The next step is to add a new table to your newly created database. The ClickHouse documentation includes a sample CREATE TABLE command with the recommended table structure.

To use the command through Docker, run the following commands to create the tables for both hits_v1 and visits_v1:

docker run --interactive \
 --rm clickhouse/clickhouse-client \
 --user USER-NAME \
 --password USER-PASSWORD \
 --host YOUR-HOST-NAME.aivencloud.com \
 --port YOUR-PORT \
 --secure \
 --query="CREATE TABLE datasets.hits_v1 [...] "
docker run --interactive \
 --rm clickhouse/clickhouse-client \
 --user USER-NAME \
 --password USER-PASSWORD \
 --host YOUR-HOST-NAME.aivencloud.com \
 --port YOUR-PORT \
 --secure \
 --query="CREATE TABLE datasets.visits_v1 [...] "

Note

If no database is specified, the default one is used.

Load data

Now that you have a dataset with two empty tables, inject data into each of the tables. To do this:

  1. Go to the folder where you stored the downloaded files for hits_v1.tsv and visits_v1.tsv.

  2. Run the following command:

    cat hits_v1.tsv | docker run \
    --interactive \
    --rm clickhouse/clickhouse-client \
    --user USER-NAME \
    --password USER-PASSWORD \
    --host YOUR-HOST-NAME.aivencloud.com \
    --port YOUR-PORT \
    --secure \
    --max_insert_block_size=100000
    --query="INSERT INTO datasets.hits_v1 FORMAT TSV"
    

    hits_v1.tsv contains approximately 7Gb of data. Depending on your internet connection, it can take some time to load all the items.

  3. Run the corresponding command for visits_v1.tsv:

    cat visits_v1.tsv | docker run \
    --interactive \
    --rm clickhouse/clickhouse-client \
    --user USER-NAME \
    --password USER-PASSWORD \
    --host YOUR-HOST-NAME.aivencloud.com \
    --port YOUR-PORT \
    --secure \
    --max_insert_block_size=100000
    --query="INSERT INTO datasets.visits_v1 FORMAT TSV"
    

You should now see the two tables in your database and you are ready to try out some queries.

Run queries

Once the data is loaded, you can start running some queries against the sample data you imported. For example, here is a command to query the number of items in the hits_v1 table:

docker run --interactive \
--rm clickhouse/clickhouse-client \
--user USER-NAME \
--password USER-PASSWORD \
--host YOUR-HOST-NAME.aivencloud.com \
--port YOUR-PORT \
--secure \
--query="SELECT COUNT(*) FROM datasets.hits_v1"

You can use a similar query to count how many items are in the visits_v1 table:

docker run --interactive \
--rm clickhouse/clickhouse-client \
--user USER-NAME \
--password USER-PASSWORD \
--host YOUR-HOST-NAME.aivencloud.com \
--port YOUR-PORT \
--secure \
--query="SELECT COUNT(*) FROM datasets.visits_v1"

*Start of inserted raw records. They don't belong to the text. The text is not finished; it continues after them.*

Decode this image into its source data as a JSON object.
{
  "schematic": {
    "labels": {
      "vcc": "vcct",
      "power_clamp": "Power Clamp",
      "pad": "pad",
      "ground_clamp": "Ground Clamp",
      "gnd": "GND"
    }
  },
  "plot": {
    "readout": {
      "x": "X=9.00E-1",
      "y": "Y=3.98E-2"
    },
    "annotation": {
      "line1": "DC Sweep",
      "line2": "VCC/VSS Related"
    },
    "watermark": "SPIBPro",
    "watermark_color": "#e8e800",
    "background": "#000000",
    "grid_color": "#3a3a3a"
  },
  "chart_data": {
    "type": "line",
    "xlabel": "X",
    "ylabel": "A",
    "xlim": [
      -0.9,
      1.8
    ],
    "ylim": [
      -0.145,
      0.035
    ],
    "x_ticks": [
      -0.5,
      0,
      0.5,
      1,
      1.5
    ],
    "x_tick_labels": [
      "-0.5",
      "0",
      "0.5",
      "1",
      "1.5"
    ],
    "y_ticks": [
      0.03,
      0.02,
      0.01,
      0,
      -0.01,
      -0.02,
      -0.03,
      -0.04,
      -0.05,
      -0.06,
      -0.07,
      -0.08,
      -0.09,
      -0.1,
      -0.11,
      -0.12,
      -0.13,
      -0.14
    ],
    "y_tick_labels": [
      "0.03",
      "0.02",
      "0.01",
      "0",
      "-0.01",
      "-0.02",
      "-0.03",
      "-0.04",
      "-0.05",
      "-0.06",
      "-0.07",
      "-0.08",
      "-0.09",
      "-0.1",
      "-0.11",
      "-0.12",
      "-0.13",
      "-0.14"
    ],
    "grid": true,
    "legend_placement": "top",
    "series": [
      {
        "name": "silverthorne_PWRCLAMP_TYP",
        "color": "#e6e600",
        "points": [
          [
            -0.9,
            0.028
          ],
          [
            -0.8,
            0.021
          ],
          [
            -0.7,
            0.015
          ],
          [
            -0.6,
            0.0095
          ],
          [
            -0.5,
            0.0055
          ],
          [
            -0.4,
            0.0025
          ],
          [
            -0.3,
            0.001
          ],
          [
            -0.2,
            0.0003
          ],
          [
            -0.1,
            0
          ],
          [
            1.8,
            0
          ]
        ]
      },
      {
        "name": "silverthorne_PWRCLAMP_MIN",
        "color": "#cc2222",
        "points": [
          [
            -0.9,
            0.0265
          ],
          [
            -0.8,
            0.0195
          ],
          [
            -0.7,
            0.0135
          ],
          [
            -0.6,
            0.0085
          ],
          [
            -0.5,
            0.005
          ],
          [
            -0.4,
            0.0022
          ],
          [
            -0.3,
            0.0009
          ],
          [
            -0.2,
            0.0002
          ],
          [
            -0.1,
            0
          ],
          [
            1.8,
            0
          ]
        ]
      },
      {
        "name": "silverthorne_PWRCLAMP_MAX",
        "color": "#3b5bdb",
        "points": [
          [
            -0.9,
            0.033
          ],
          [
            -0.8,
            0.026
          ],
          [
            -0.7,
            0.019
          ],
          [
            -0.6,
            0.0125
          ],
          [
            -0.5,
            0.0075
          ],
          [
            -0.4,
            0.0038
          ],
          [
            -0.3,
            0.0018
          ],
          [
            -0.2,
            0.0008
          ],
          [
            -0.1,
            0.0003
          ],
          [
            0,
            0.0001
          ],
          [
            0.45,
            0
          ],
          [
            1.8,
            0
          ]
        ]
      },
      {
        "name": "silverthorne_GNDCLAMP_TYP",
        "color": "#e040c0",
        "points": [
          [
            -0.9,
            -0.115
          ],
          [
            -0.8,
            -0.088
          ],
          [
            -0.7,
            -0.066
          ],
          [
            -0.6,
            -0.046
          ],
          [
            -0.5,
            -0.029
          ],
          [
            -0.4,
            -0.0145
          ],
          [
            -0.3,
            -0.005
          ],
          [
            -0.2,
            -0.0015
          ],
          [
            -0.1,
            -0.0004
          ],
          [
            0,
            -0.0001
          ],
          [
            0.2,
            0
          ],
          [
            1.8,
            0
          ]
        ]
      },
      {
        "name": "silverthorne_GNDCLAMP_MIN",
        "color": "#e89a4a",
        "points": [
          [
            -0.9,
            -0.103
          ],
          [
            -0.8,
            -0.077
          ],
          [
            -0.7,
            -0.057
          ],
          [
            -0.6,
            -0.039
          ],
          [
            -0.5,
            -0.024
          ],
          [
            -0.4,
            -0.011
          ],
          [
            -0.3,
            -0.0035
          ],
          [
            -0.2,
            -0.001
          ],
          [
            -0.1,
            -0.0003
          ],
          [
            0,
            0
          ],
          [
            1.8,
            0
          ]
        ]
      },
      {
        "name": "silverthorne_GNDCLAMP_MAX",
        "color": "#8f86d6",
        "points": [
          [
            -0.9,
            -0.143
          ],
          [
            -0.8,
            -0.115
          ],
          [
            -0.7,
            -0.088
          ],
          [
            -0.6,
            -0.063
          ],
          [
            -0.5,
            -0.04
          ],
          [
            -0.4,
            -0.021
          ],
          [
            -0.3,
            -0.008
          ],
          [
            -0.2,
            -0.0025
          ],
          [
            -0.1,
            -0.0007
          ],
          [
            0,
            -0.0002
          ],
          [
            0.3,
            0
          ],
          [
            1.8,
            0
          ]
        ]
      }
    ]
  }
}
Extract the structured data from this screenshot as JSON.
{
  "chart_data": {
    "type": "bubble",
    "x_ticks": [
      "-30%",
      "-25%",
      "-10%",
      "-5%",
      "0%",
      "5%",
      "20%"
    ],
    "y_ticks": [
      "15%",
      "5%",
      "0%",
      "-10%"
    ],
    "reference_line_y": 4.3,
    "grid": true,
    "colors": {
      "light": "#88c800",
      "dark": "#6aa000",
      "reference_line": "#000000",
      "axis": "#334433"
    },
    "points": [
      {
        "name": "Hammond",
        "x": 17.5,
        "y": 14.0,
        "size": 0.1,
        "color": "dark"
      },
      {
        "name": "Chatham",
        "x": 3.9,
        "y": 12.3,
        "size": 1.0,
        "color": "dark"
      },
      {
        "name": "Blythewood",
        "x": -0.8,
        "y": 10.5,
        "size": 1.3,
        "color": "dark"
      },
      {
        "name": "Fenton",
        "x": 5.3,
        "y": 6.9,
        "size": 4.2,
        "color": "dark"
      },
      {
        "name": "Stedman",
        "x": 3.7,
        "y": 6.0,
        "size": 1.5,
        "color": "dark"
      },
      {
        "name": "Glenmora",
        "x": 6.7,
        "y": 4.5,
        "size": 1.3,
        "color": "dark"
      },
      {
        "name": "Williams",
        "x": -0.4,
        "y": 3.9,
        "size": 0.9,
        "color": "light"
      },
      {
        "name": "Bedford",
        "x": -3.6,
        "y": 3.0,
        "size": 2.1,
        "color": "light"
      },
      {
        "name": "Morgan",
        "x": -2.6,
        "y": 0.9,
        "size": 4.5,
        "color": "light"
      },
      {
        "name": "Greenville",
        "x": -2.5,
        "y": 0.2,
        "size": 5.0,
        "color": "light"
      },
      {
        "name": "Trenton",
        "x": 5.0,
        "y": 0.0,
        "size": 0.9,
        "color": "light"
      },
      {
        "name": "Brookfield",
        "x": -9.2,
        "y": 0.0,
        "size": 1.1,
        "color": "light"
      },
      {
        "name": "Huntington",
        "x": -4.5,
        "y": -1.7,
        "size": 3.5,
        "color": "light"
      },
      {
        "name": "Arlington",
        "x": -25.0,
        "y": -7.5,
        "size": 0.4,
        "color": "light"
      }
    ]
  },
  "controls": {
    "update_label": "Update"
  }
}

Another example uses some additional query features to find the longest lasting sessions:

docker run --interactive \
--rm clickhouse/clickhouse-client \
--user USER-NAME \
--password USER-PASSWORD \
--host YOUR-HOST-NAME.aivencloud.com \
--port YOUR-PORT \
--secure \
--query="SELECT StartURL AS URL, MAX(Duration) AS MaxDuration FROM tutorial.visits_v1 GROUP BY URL ORDER BY MaxDuration DESC LIMIT 10"

See tables in the console

You can also use the database and added tables with the data in the Aiven web console. You can find them on the Databases & Tables tab of your service.